Saturday, July 12, 2014

Kumpulan Sajak Fitra Firdaus Aden Tahun 2002 (Bagian Dua)



Tahun 2002, masih dalam pencarian bentuk sajak yang paling pas. Menjelang akhir tahun, sedikit kehilangan keterpengaruhan dari karya Kahlil Gibran. Beberapa sajak pun diciptakan sebagai berikut.

01. Samar-samar
02. Bisikan Malam
03. Segalanya Merah
04. Buram
05. Kami dan Kamu
06. "..."
07. Mengantuk
08. Aspal dan Debu Jalanan
09. Luka Malam
10. Maya
11. Hanya Karena Cinta
12. Antara
13. Pencarian
14. Kalau Mati Bernyanyi



SAMAR-SAMAR

Hitam tak jenuh hadiri
perjamuanku dengan kelana
Tanpa ihwal cerah pun
mataku tergantung
pada rayuan ratu khayalan
tanpa hal yang gamblang

Bola lampu menyusut, hanya lilin
angin tak enggan mendayu,
merayu padamkan hati

Samar-samar kumemeluk
antara derita dan kenikmatan
begitu terus... jemu
tapi terus... mengubur tangis hati

Aku luka... tapi diam
kelana duduk terombang-ambing
Ah, mengapa
Kau, sayang hanya kurasakan

Samar... hanya itulah
biar kuulangi hingga senja.
ku kayak hantu saja

Samar-samar dan begitu saja
terjadi.






BISIKAN MALAM

Aroma wangi pandan di sini
sekeliling hanya pekat... hitam
remang di dalam pelukan dingin
Adakah biru akan kutemui?

Api cemerlang dibingkai bintang
hitam meninggi mengupas keterjagaan
kalau ada embusan dari bibir malam
bisakah bising menyusut?

Tali hidup menjerat tirai malam
dari ujung puing-puing jiwa
rahasia dari mata telanjang
hymne yang berpadu di antara
misteri di balik bisikan ini

Aku rindu, terbunuh gelap
padamu dan setitik embun
jangan lari di kegelapan
kabut menutup langkah ini

Kamu terbang di riak kecil
hilang dimakan malam
tapi malam berbisik padaku...
Aku rindu, terbunuh pekat

Antara hitam dan pekat
terus... dibisiki malam






SEGALANYA MERAH

Merah, hanya merah yang buat aku jatuh cinta
Merah, cuma dia teman jiwaku
Merah, cuma dia yang menghiasi kekosongan.

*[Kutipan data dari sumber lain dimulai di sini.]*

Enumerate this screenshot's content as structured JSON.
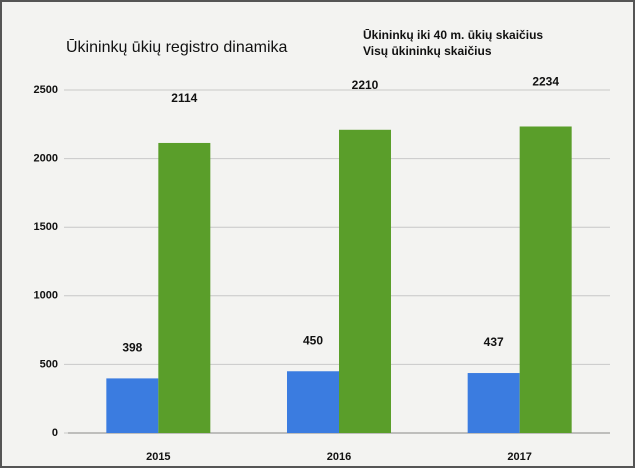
{
  "chart_data": {
    "type": "bar",
    "title": "Ūkininkų ūkių registro dinamika",
    "categories": [
      "2015",
      "2016",
      "2017"
    ],
    "series": [
      {
        "name": "Ūkininkų iki 40 m. ūkių skaičius",
        "color": "#3b7ce0",
        "values": [
          398,
          450,
          437
        ]
      },
      {
        "name": "Visų ūkininkų skaičius",
        "color": "#5a9e2a",
        "values": [
          2114,
          2210,
          2234
        ]
      }
    ],
    "ylim": [
      0,
      2500
    ],
    "yticks": [
      0,
      500,
      1000,
      1500,
      2000,
      2500
    ],
    "grid": true
  }
}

Merah... aku mencintaimu, tapi
kau membunuhku malam ini
Di mana aku kini?
Dan aku masih terpekur menguasai
jiwa yang rapuh oleh terik mentari
dan lapuk oleh deras hujan

Merah... merah... hanya merah
yang menciumku di kala kematian tiba
merah... segalanya merah





BURAM

Datang dan berkacalah
cermin itu buram, juga kabut di udara
mungkin juga mata dalam hatimu
buram dan pekat

Bergegas lari dari keburaman,
dia itu LIAR dalam cermin ini
WAjahmu penuh dengan merah dan hitam
dan jadi jalang di kaca!
Membunuh.. wajah buas itu membunuh HATImu

Palingkan muka ke kiri dan di situ ada DOSA
Dia memberatimu dengan keBUSUKan
bersihkan kaca itu dari BURAM
juga kabut di udara! Semua BURAM

Semua sesak dan BERAT, jangan!
Berat itu ringan di udara
Sesak itu lapang di angkasa
Buram itu bening di cinta
dan samar itu indah.
Buram dan samar itu hidup!







KAMI DAN KAMU
untuk Ariel Sharon

Wajahku ada di mata hatimu
tapi mengapa kamu mengelak?
Itu cinta, bukan dusta
Tapi mengapa dia kaubuang?

Langit telah memberikannya padaku
Dan jiwa kita pun merasakan
Apakah kau tak berpaling?

Cinta itu terhalang api
darahku telah mengalir
juga tulangku berserakan
tapi kau mengacuhkannya?

Kami MENCINTAIMU bersama tuan KEDAMAIAN
di gunung AGAMA di antara PALESTINA--AFGHANISTAN
bukan di antara Menara Kembar,
bukan di depan Patung Kemerdekaan
yang menggambar sang damai
tetapi menunjuk kejahatan yang mencabuti CINTA KAMI!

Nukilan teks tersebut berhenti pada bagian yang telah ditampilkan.